Union of Soviet Friendship Societies and Cultural Relations with Foreign Countries

 

a large voluntary union of Soviet public organizations established to develop and encourage friendship and cultural cooperation between the peoples of the Soviet Union and foreign states. The union was founded in 1958 to replace the All-Union Society for Foreign Cultural Exchange, which was established in 1925. Its highest body is the ail-Union conference, convened in 1958, 1967, and 1974. The governing body between conferences is the council, and the executive body is the presidium.

In 1975 the union consisted of 63 friendship societies, assigned to deal with various countries, including 12 socialist countries. It includes the USSR-France, USSR-Great Britain, USSR-Finland, and USSR-Italy societies, the Society of Soviet-Indian Cultural Relations, and the USSR-Arab Republic of Egypt Friendship Society. Other societies include associations for friendship and cultural relations with Arab, African, and Latin-American countries, 11 associations and sections for scientists and cultural workers, 14 republic societies, and six branches in cities of the RSFSR (Leningrad, Volgograd, Irkutsk, Sochi, Tol’iatti, and Khabarovsk). The Association for Exchange Between Soviet and Foreign Cities is also a member of the union. The union’s friendship societies include 25,000 enterprises, kolkhozes, sovkhozes, educational institutions, and scientific and cultural agencies. More than 50 million people participate in the union.

Republic societies alone annually sponsor approximately 25,000 projects dedicated to the history, science, art, and major events and celebrations of other countries, as well as to the establishment of solidarity with the peoples of Indochina, the Middle East, Africa, and Chile. The Moscow House of Friendship annually sponsors approximately 2,000 projects.

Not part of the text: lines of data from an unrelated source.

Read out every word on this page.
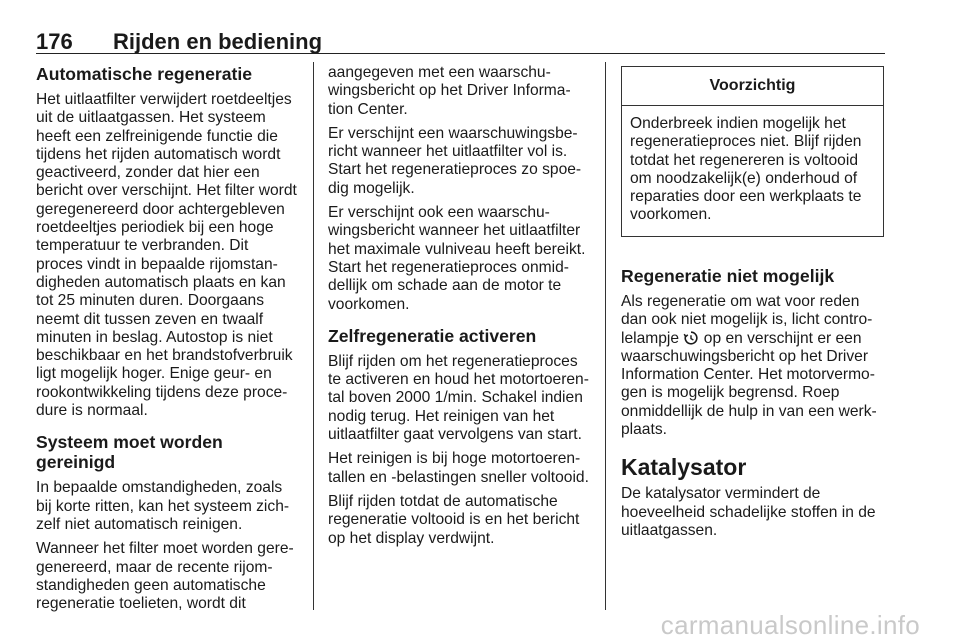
176 Rijden en bediening
Automatische regeneratie

Het uitlaatfilter verwijdert roetdeeltjes
uit de uitlaatgassen. Het systeem
heeft een zelfreinigende functie die
tijdens het rijden automatisch wordt
geactiveerd, zonder dat hier een
bericht over verschijnt. Het filter wordt
geregenereerd door achtergebleven
roetdeeltjes periodiek bij een hoge
temperatuur te verbranden. Dit
proces vindt in bepaalde rijomstan-
digheden automatisch plaats en kan
tot 25 minuten duren. Doorgaans
neemt dit tussen zeven en twaalf
minuten in beslag. Autostop is niet
beschikbaar en het brandstofverbruik
ligt mogelijk hoger. Enige geur- en
rookontwikkeling tijdens deze proce-
dure is normaal.

Systeem moet worden gereinigd

In bepaalde omstandigheden, zoals
bij korte ritten, kan het systeem zich-
zelf niet automatisch reinigen.

Wanneer het filter moet worden gere-
genereerd, maar de recente rijom-
standigheden geen automatische
regeneratie toelieten, wordt dit

aangegeven met een waarschu-
wingsbericht op het Driver Informa-
tion Center.

Er verschijnt een waarschuwingsbe-
richt wanneer het uitlaatfilter vol is.
Start het regeneratieproces zo spoe-
dig mogelijk.

Er verschijnt ook een waarschu-
wingsbericht wanneer het uitlaatfilter
het maximale vulniveau heeft bereikt.
Start het regeneratieproces onmid-
dellijk om schade aan de motor te
voorkomen.

Zelfregeneratie activeren

Blijf rijden om het regeneratieproces
te activeren en houd het motortoeren-
tal boven 2000 1/min. Schakel indien
nodig terug. Het reinigen van het
uitlaatfilter gaat vervolgens van start.

Het reinigen is bij hoge motortoeren-
tallen en -belastingen sneller voltooid.

Blijf rijden totdat de automatische
regeneratie voltooid is en het bericht
op het display verdwijnt.

Voorzichtig
Onderbreek indien mogelijk het
regeneratieproces niet. Blijf rijden
totdat het regenereren is voltooid
om noodzakelijk(e) onderhoud of
reparaties door een werkplaats te
voorkomen.
Regeneratie niet mogelijk

Als regeneratie om wat voor reden
dan ook niet mogelijk is, licht contro-
lelampje op en verschijnt er een
waarschuwingsbericht op het Driver
Information Center. Het motorvermo-
gen is mogelijk begrensd. Roep
onmiddellijk de hulp in van een werk-
plaats.

Katalysator

De katalysator vermindert de
hoeveelheid schadelijke stoffen in de
uitlaatgassen.

carmanualsonline.info
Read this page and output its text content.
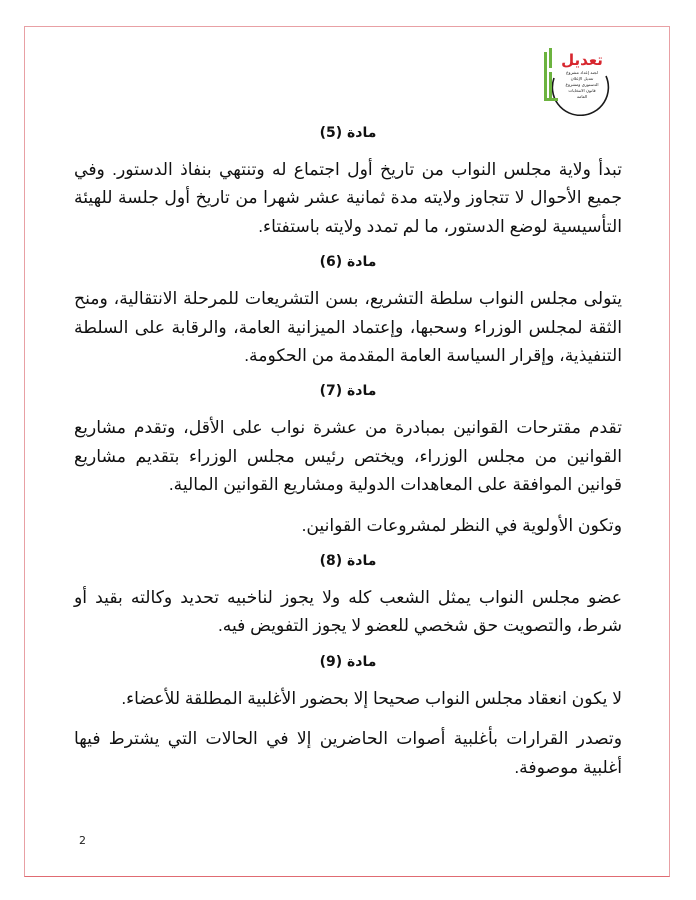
تعديل
لجنة إعداد مشروع
تعديل الإعلان
الدستوري ومشروع
قانون الانتخابات
العامة
مادة (5)

تبدأ ولاية مجلس النواب من تاريخ أول اجتماع له وتنتهي بنفاذ الدستور. وفي جميع الأحوال لا تتجاوز ولايته مدة ثمانية عشر شهرا من تاريخ أول جلسة للهيئة التأسيسية لوضع الدستور، ما لم تمدد ولايته باستفتاء.

مادة (6)

يتولى مجلس النواب سلطة التشريع، بسن التشريعات للمرحلة الانتقالية، ومنح الثقة لمجلس الوزراء وسحبها، وإعتماد الميزانية العامة، والرقابة على السلطة التنفيذية، وإقرار السياسة العامة المقدمة من الحكومة.

مادة (7)

تقدم مقترحات القوانين بمبادرة من عشرة نواب على الأقل، وتقدم مشاريع القوانين من مجلس الوزراء، ويختص رئيس مجلس الوزراء بتقديم مشاريع قوانين الموافقة على المعاهدات الدولية ومشاريع القوانين المالية.

وتكون الأولوية في النظر لمشروعات القوانين.

مادة (8)

عضو مجلس النواب يمثل الشعب كله ولا يجوز لناخبيه تحديد وكالته بقيد أو شرط، والتصويت حق شخصي للعضو لا يجوز التفويض فيه.

مادة (9)

لا يكون انعقاد مجلس النواب صحيحا إلا بحضور الأغلبية المطلقة للأعضاء.

وتصدر القرارات بأغلبية أصوات الحاضرين إلا في الحالات التي يشترط فيها أغلبية موصوفة.

2
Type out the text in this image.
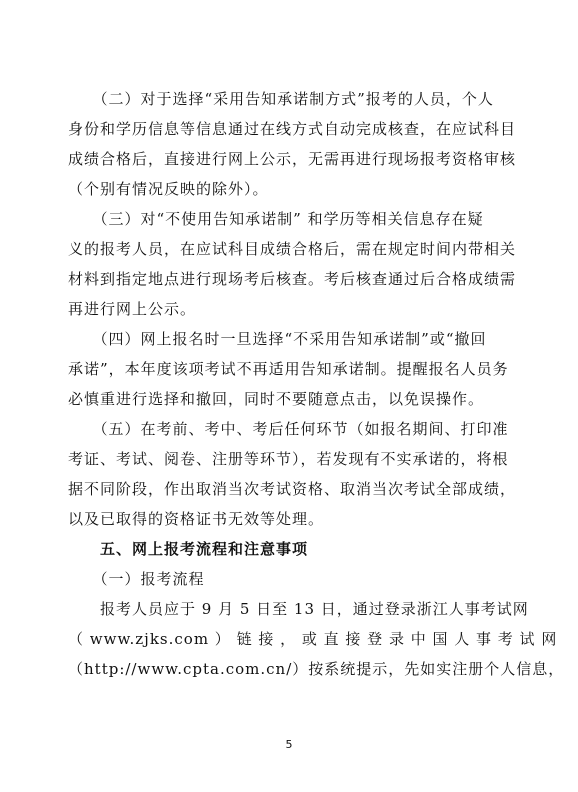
　　（二）对于选择“采用告知承诺制方式”报考的人员，个人

身份和学历信息等信息通过在线方式自动完成核查，在应试科目

成绩合格后，直接进行网上公示，无需再进行现场报考资格审核

（个别有情况反映的除外）。

　　（三）对“不使用告知承诺制” 和学历等相关信息存在疑

义的报考人员，在应试科目成绩合格后，需在规定时间内带相关

材料到指定地点进行现场考后核查。考后核查通过后合格成绩需

再进行网上公示。

　　（四）网上报名时一旦选择“不采用告知承诺制”或“撤回

承诺”，本年度该项考试不再适用告知承诺制。提醒报名人员务

必慎重进行选择和撤回，同时不要随意点击，以免误操作。

　　（五）在考前、考中、考后任何环节（如报名期间、打印准

考证、考试、阅卷、注册等环节），若发现有不实承诺的，将根

据不同阶段，作出取消当次考试资格、取消当次考试全部成绩，

以及已取得的资格证书无效等处理。

　　五、网上报考流程和注意事项

　　（一）报考流程

　　报考人员应于 9 月 5 日至 13 日，通过登录浙江人事考试网

（ www.zjks.com ） 链 接 ， 或 直 接 登 录 中 国 人 事 考 试 网

（http://www.cpta.com.cn/）按系统提示，先如实注册个人信息，

5
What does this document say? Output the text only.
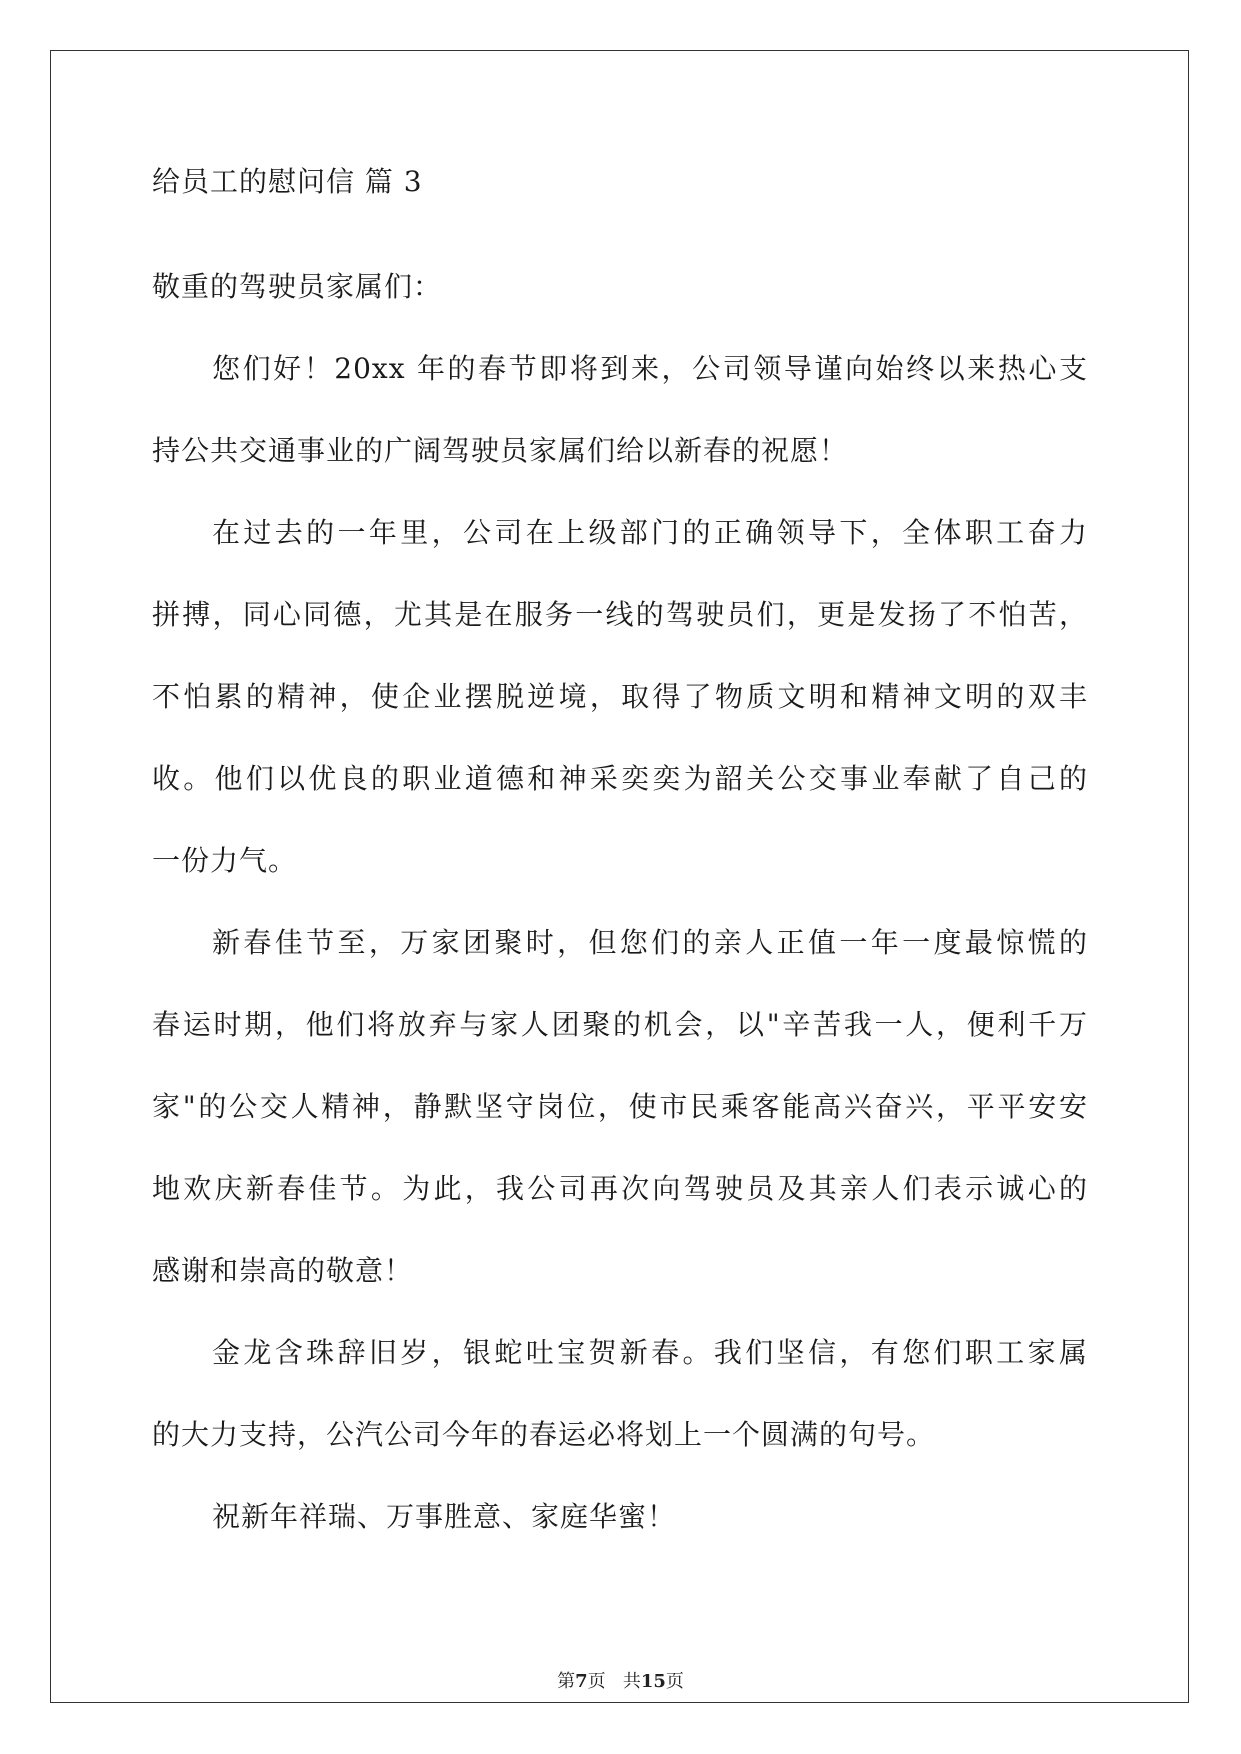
给员工的慰问信 篇 3
敬重的驾驶员家属们：
您们好！20xx 年的春节即将到来，公司领导谨向始终以来热心支
持公共交通事业的广阔驾驶员家属们给以新春的祝愿！
在过去的一年里，公司在上级部门的正确领导下，全体职工奋力
拼搏，同心同德，尤其是在服务一线的驾驶员们，更是发扬了不怕苦，
不怕累的精神，使企业摆脱逆境，取得了物质文明和精神文明的双丰
收。他们以优良的职业道德和神采奕奕为韶关公交事业奉献了自己的
一份力气。
新春佳节至，万家团聚时，但您们的亲人正值一年一度最惊慌的
春运时期，他们将放弃与家人团聚的机会，以"辛苦我一人，便利千万
家"的公交人精神，静默坚守岗位，使市民乘客能高兴奋兴，平平安安
地欢庆新春佳节。为此，我公司再次向驾驶员及其亲人们表示诚心的
感谢和崇高的敬意！
金龙含珠辞旧岁，银蛇吐宝贺新春。我们坚信，有您们职工家属
的大力支持，公汽公司今年的春运必将划上一个圆满的句号。
祝新年祥瑞、万事胜意、家庭华蜜！
第7页 共15页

In 1975 the union maintained contact with 7,500 organizations and with public figures, scientists, and cultural workers in 134 countries. In all, 108 societies, associations, and institutes of friendship with the USSR were functioning on all continents of the world. The societies for friendship with the USSR maintained by Bulgaria, Hungary, the German Democratic Republic (GDR), Mongolia, Poland, Rumania, Czechoslovakia, Austria, Finland, France, the Democratic Republic of Vietnam, and the People’s Democratic Republic of Korea have been awarded the Order of Friendship Among Peoples.

In 1975 Soviet friendship societies were awarded the following prizes from Socialist countries: the Order of Georgi Dimitrov (Bulgaria), the Order of Peace and Friendship (Hungary), the Great Star of Friendship Among Peoples (GDR), the Order of Sukhe-Bator (Mongolia), the Order of Tudor Vladimirescu First Class (Rumania), and the Order of Victorious February (Czechoslovakia).

The union publishes the newspaper Moscow News (circulation, 600,000) in English, French, Arabic, and Spanish and the monthly journal Kul’tura i zhizn’ (Culture and Life; circulation, 90,000) in Russian, English, French, German, and Spanish. In 1974 the union was awarded the Order of Friendship Among Peoples.